Credit: Patrick Guenette/Alamy

US regulators approved Merck & Co.'s breakthrough cancer immunotherapy pembrolizumab, just over 3 years after it entered the clinic.

The lowdown: After a brief but bright surge through the clinic, the first of the much hyped and hoped-for programmed cell death protein 1 (PD1) inhibitors has reached the US market. These immunotherapies, like Bristol-Myers Squibb's ground-breaking CTLA4 (cytotoxic T-lymphocyte protein 4) inhibitor ipilimumab that came before them, relieve the brakes on T cells to engage and kill otherwise elusive tumour cells (Nature Rev. Drug Discov. 12, 489–492; 2013). On 4 September this year, the US Food and Drug Administration (FDA) approved Merck's pembrolizumab for patients with advanced or unresectable melanoma who no longer respond to other drugs. The drug was approved largely on the basis of a 173-patient, uncontrolled Phase I trial. Pembrolizumab shrank tumours in around 24% of patients. The effect lasted at least 1.4–8.5 months.

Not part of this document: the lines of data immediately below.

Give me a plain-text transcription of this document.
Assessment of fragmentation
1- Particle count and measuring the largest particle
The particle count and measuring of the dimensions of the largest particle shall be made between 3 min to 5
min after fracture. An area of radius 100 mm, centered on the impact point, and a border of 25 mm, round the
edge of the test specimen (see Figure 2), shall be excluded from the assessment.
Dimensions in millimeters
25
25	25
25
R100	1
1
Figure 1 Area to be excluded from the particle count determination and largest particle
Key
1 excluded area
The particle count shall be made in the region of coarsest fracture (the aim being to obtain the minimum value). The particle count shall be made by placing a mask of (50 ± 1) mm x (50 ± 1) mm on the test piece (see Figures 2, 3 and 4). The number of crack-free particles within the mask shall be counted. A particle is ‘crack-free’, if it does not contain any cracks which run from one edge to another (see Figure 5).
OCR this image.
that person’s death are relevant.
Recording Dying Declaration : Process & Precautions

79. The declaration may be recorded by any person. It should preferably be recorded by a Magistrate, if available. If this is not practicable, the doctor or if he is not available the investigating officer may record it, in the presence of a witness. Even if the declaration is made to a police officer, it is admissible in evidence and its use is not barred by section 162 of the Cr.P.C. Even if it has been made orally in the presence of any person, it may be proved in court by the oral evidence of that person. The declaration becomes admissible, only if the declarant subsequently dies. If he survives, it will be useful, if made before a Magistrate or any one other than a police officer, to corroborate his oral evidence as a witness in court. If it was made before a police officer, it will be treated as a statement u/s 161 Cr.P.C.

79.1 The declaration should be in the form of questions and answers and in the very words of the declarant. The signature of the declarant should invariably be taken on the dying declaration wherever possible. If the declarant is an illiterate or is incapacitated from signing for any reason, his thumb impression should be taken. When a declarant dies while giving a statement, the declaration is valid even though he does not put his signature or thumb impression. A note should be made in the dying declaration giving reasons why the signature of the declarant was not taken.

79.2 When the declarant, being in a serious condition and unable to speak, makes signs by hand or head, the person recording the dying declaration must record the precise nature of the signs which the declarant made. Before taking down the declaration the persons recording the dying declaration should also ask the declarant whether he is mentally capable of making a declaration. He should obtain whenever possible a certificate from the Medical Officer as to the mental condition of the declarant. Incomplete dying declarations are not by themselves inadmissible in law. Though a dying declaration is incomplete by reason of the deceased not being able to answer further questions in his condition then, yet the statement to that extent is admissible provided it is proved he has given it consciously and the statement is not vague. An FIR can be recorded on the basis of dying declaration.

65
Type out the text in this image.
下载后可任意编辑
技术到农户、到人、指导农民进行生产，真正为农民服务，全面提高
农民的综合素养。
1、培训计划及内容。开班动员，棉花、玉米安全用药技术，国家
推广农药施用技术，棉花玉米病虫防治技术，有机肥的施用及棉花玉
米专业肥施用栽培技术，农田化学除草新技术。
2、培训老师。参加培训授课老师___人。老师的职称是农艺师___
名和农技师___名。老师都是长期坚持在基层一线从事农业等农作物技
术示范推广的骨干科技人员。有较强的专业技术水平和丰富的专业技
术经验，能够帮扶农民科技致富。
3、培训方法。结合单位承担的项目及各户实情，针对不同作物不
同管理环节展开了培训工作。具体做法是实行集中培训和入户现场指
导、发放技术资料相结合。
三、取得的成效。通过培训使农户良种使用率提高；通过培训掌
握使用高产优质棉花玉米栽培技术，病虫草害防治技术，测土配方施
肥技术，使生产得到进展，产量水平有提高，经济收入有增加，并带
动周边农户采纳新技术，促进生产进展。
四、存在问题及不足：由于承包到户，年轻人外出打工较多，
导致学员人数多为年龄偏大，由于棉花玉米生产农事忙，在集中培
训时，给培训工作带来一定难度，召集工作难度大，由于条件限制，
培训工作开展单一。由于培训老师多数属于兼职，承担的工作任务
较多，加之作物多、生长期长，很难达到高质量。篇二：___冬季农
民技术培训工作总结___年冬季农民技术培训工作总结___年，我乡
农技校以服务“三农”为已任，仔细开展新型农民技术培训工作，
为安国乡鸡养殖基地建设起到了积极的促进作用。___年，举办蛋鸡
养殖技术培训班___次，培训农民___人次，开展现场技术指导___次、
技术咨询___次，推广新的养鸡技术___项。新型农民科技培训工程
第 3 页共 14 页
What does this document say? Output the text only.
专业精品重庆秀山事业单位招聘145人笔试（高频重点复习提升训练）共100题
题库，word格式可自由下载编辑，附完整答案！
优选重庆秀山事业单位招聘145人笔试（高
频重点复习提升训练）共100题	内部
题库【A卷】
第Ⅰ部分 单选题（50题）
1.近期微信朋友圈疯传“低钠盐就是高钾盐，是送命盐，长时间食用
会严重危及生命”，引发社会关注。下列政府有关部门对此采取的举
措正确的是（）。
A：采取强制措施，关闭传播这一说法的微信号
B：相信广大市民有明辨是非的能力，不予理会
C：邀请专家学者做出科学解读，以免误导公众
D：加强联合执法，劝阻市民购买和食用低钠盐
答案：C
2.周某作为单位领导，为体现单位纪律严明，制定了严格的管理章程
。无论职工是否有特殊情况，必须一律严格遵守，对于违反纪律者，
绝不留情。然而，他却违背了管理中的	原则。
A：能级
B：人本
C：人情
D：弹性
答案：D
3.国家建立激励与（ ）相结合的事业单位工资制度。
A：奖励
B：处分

But with some analysts having forecast a US$30-billion market for immunotherapies like pembrolizumab, the race is far from over. For one thing, Merck's first-in-class approval is in a narrow indication with a burgeoning set of treatment options. The company is working towards other indications, including non-small-cell lung cancer (NSCLC). Bristol-Myers Squibb, another leader in the field, received approval in Japan in July this year for its PD1 inhibitor nivolumab for unresectable melanoma and plans to submit for US approval shortly. The company has also started a rolling submission in the US for nivolumab in NSCLC, and the drug is in Phase III trials for renal cell cancer. Roche and AstraZeneca, who are developing programmed cell death ligand 1 (PDL1) inhibitors, have also reached Phase III trials for NSCLC. The ultimate utility of the class moreover, is likely to turn on the success of combination trials. PD1 inhibitors and PDL1 inhibitors are being combined with a range of other agents, including other immunotherapeutics such as ipilimumab and inhibitors of the 41BB ligand receptor (also known as CD137).

While clinicians await more detailed clinical trial data, drug developers will also be watching the courts: on the same day that the FDA approved pembrolizumab, Bristol-Myers Squibb and its partner Ono Pharmaceutical sued Merck for patent portfolio violation. Merck says the lawsuit is without merit.